Le Filosorma m’a inspiré une (longue) nouvelle policière que j’ai écrite pour rendre service à un copain dont le site sur le SCB périclitait. Je vais la faire paraître ici en quelques épisodes et nous verrons si vous trouvez le coupable avant la fin.. Je précise que pour l’essentiel, toute ressemblance avec des personnes ou des lieux réels est fortuite!!
L’adjudant et son gendarme l’attendaient sur la placette à l’ombre de l’orme, près de leur véhicule. Cette vision contraria beaucoup Ange-Etienne. Il était censé avoir été à la gendarmerie. Son excuse était éventée. … »…Bonjour…on m’a dit que vous étiez parti pour la brigade…on a du se croiser dans la vallée… on s’est arrêté souvent pour descendre dans le fleuve…c’est ce que j’ai dit à votre neveu… » Bien l’adjudant. Il sauve la face…. »Oui, j’ai vu votre voiture engagée sur une piste. J’ai compris que vous n’étiez pas à la brigade alors je me suis arrêté un peu plus bas pour me reposer au frais… »
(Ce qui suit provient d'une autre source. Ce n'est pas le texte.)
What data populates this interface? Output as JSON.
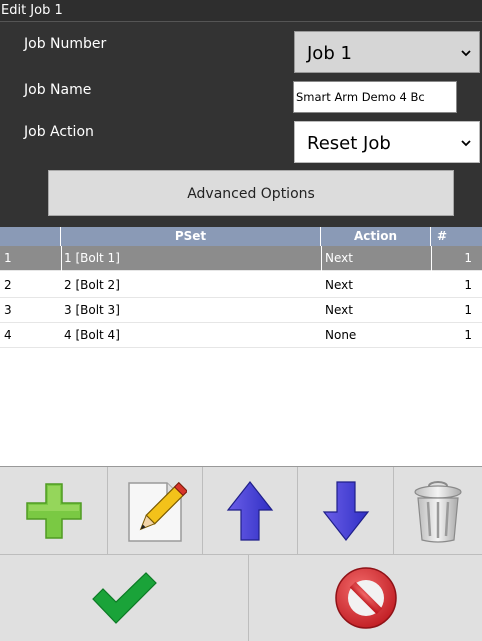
{
  "window": {
    "title": "Edit Job 1"
  },
  "form": {
    "job_number_label": "Job Number",
    "job_number_value": "Job 1",
    "job_name_label": "Job Name",
    "job_name_value": "Smart Arm Demo 4 Bc",
    "job_action_label": "Job Action",
    "job_action_value": "Reset Job",
    "advanced_button": "Advanced Options"
  },
  "grid": {
    "columns": [
      "",
      "PSet",
      "Action",
      "#"
    ],
    "rows": [
      {
        "idx": "1",
        "pset": "1 [Bolt 1]",
        "action": "Next",
        "count": "1",
        "selected": true
      },
      {
        "idx": "2",
        "pset": "2 [Bolt 2]",
        "action": "Next",
        "count": "1"
      },
      {
        "idx": "3",
        "pset": "3 [Bolt 3]",
        "action": "Next",
        "count": "1"
      },
      {
        "idx": "4",
        "pset": "4 [Bolt 4]",
        "action": "None",
        "count": "1"
      }
    ]
  },
  "toolbar": {
    "icons": [
      "add-icon",
      "edit-pencil-icon",
      "move-up-arrow-icon",
      "move-down-arrow-icon",
      "trash-icon"
    ]
  },
  "bottom": {
    "icons": [
      "confirm-check-icon",
      "cancel-icon"
    ]
  },
  "colors": {
    "form_bg": "#333333",
    "grid_header": "#8a9ab6",
    "selected_row": "#8c8c8c",
    "add_green": "#7ac943",
    "arrow_blue": "#3b3bd6",
    "check_green": "#1aa339",
    "cancel_red": "#d9282f"
  }
}
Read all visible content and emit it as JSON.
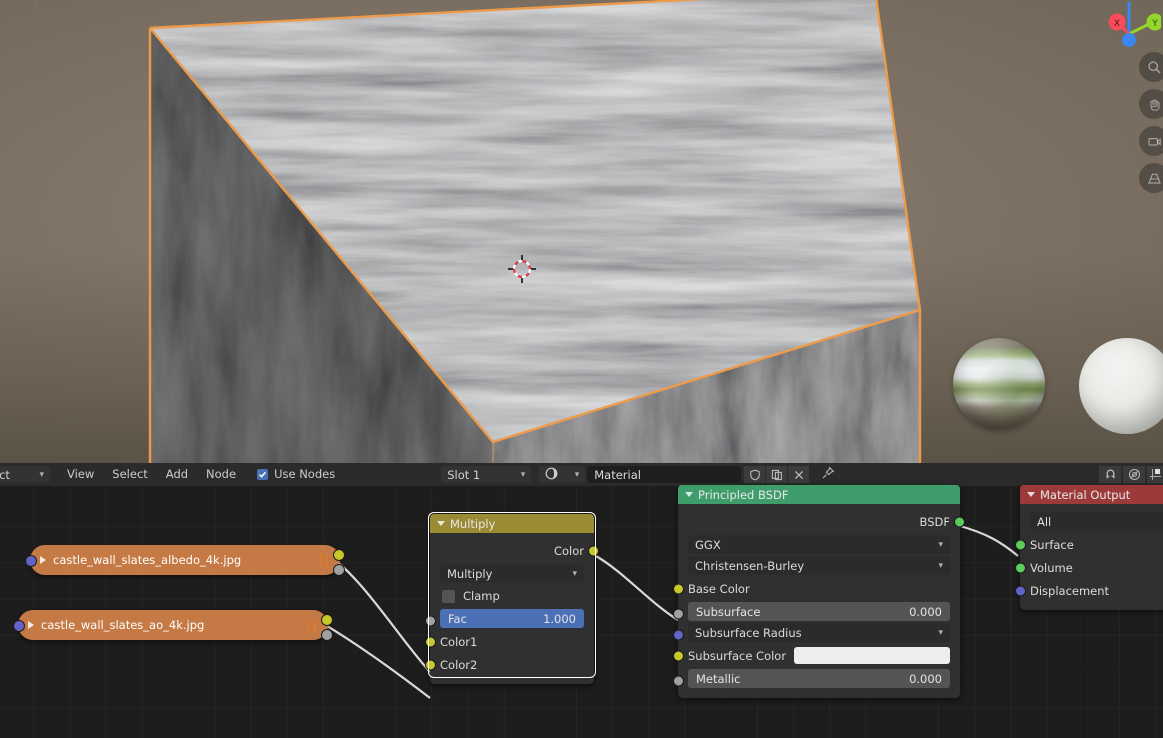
{
  "app": "Blender",
  "viewport": {
    "name": "3d-viewport",
    "gizmo": {
      "axis_x": "X",
      "axis_y": "Y",
      "axis_z": "Z",
      "color_x": "#fa4b5c",
      "color_y": "#94d62a",
      "color_z": "#3b86ef"
    },
    "tools": [
      {
        "name": "zoom-tool",
        "icon": "magnifier-icon"
      },
      {
        "name": "pan-tool",
        "icon": "hand-icon"
      },
      {
        "name": "camera-view-tool",
        "icon": "camera-icon"
      },
      {
        "name": "toggle-orthographic-tool",
        "icon": "grid-perspective-icon"
      }
    ],
    "object": {
      "name": "textured-cube",
      "selected": true,
      "outline_color": "#ed9b4b"
    },
    "preview_spheres": [
      {
        "name": "hdri-chrome-sphere"
      },
      {
        "name": "hdri-diffuse-sphere"
      }
    ],
    "cursor": {
      "name": "3d-cursor"
    }
  },
  "node_editor": {
    "header": {
      "mode_dropdown": {
        "label": "ect",
        "icon": "chevron-down-icon"
      },
      "menus": [
        "View",
        "Select",
        "Add",
        "Node"
      ],
      "use_nodes": {
        "label": "Use Nodes",
        "checked": true
      },
      "slot_dropdown": {
        "label": "Slot 1",
        "icon": "chevron-down-icon"
      },
      "material_browse": {
        "icon": "material-sphere-icon"
      },
      "material_name": "Material",
      "buttons": [
        {
          "name": "fake-user-button",
          "icon": "shield-icon"
        },
        {
          "name": "new-material-button",
          "icon": "copy-icon"
        },
        {
          "name": "unlink-material-button",
          "icon": "x-icon"
        },
        {
          "name": "pin-button",
          "icon": "pin-icon"
        }
      ],
      "right_buttons": [
        {
          "name": "snap-toggle",
          "icon": "magnet-icon"
        },
        {
          "name": "proportional-editing-toggle",
          "icon": "proportional-circle-icon"
        },
        {
          "name": "overlays-toggle",
          "icon": "overlay-icon"
        }
      ]
    },
    "nodes": [
      {
        "id": "img_albedo",
        "name": "image-texture-node-albedo",
        "title": "castle_wall_slates_albedo_4k.jpg",
        "collapsed": true,
        "header_color": "#c57a45",
        "sockets_in": [
          {
            "name": "vector-input",
            "color": "#6363c7"
          }
        ],
        "sockets_out": [
          {
            "name": "color-output",
            "color": "#c7c729"
          },
          {
            "name": "alpha-output",
            "color": "#a1a1a1"
          }
        ]
      },
      {
        "id": "img_ao",
        "name": "image-texture-node-ao",
        "title": "castle_wall_slates_ao_4k.jpg",
        "collapsed": true,
        "header_color": "#c57a45",
        "sockets_in": [
          {
            "name": "vector-input",
            "color": "#6363c7"
          }
        ],
        "sockets_out": [
          {
            "name": "color-output",
            "color": "#c7c729"
          },
          {
            "name": "alpha-output",
            "color": "#a1a1a1"
          }
        ]
      },
      {
        "id": "mix_rgb",
        "name": "mix-rgb-node",
        "title": "Multiply",
        "header_color": "#9b8b35",
        "selected": true,
        "outputs": [
          {
            "label": "Color",
            "socket": "#c7c729"
          }
        ],
        "blend_mode": "Multiply",
        "clamp": {
          "label": "Clamp",
          "checked": false
        },
        "fac": {
          "label": "Fac",
          "value": "1.000"
        },
        "inputs": [
          {
            "label": "Color1",
            "socket": "#c7c729"
          },
          {
            "label": "Color2",
            "socket": "#c7c729"
          }
        ]
      },
      {
        "id": "principled",
        "name": "principled-bsdf-node",
        "title": "Principled BSDF",
        "header_color": "#3f9d6b",
        "outputs": [
          {
            "label": "BSDF",
            "socket": "#5ccc5c"
          }
        ],
        "distribution": "GGX",
        "subsurface_method": "Christensen-Burley",
        "inputs": [
          {
            "label": "Base Color",
            "socket": "#c7c729",
            "kind": "label"
          },
          {
            "label": "Subsurface",
            "socket": "#a1a1a1",
            "kind": "value",
            "value": "0.000"
          },
          {
            "label": "Subsurface Radius",
            "socket": "#6363c7",
            "kind": "select"
          },
          {
            "label": "Subsurface Color",
            "socket": "#c7c729",
            "kind": "swatch",
            "color": "#eeeeee"
          },
          {
            "label": "Metallic",
            "socket": "#a1a1a1",
            "kind": "value",
            "value": "0.000"
          }
        ]
      },
      {
        "id": "output",
        "name": "material-output-node",
        "title": "Material Output",
        "header_color": "#9c3a3a",
        "target": "All",
        "inputs": [
          {
            "label": "Surface",
            "socket": "#5ccc5c"
          },
          {
            "label": "Volume",
            "socket": "#5ccc5c"
          },
          {
            "label": "Displacement",
            "socket": "#6363c7"
          }
        ]
      }
    ]
  }
}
L’adjudant en leva son képi, l’utilisa un instant comme un éventail puis reprit avec une certaine fermeté…. » Monsieur Ange-Etienne, ici personne ne parle mais tout ce sait. Il se trouve que j’ai été mis au courant de votre projet de monter la garde. J’aimerai que vous fassiez attention à ne pas faire de bêtises. Pas de violence Monsieur Ange-Etienne, pas de violence…Pour moi, il ne s’est encore pas passé grand-chose même si l’utilisation de plastic, c’est en soi assez grave. Le coup de l’antenne, c’est une atteinte aux biens. Mais, ça reste dans les limites. Maintenant s’il y a des coups ou même des menaces, ça change tout, vous me comprenez… »
Desagès marqua un temps de silence. Il était écouté avec une attention tellement soutenue qu’elle démontrait que son intervention était suivie en la forme et en la forme uniquement. Regarde, gendarme comme je t’écoute, avec les oreilles et les yeux grand ouverts. Parle toujours gendarme, dès que tu auras franchi le tournant, je ferai ce qui me chante. Voilà ce que lui disait sans parler l’homme qui lui faisait face.
« …Ecoutez…on m’a dit que des noms commençaient à circuler…je ne vais pas faire le tour du canton pour me couvrir de ridicule…dites moi, au moins en gros, qui je dois aller voir pour que ça s’arrête… » Pour en arriver là, le militaire devait vraiment avoir envie que cette histoire finisse.
« …Adjudant, des noms ici, il n’en circule pas. Ceux qui prétendent le contraire ont menti. Je n’ai pas d’idée. Aucune. Et si j’en avais une, je ne vous le dirai pas. Les affaires comme ça se règlent entre nous. Il n’y a pas besoin de la justice. On n’en a jamais eu besoin et ce n’est pas moi qui vais commencer à déblatérer avec les gendarmes… »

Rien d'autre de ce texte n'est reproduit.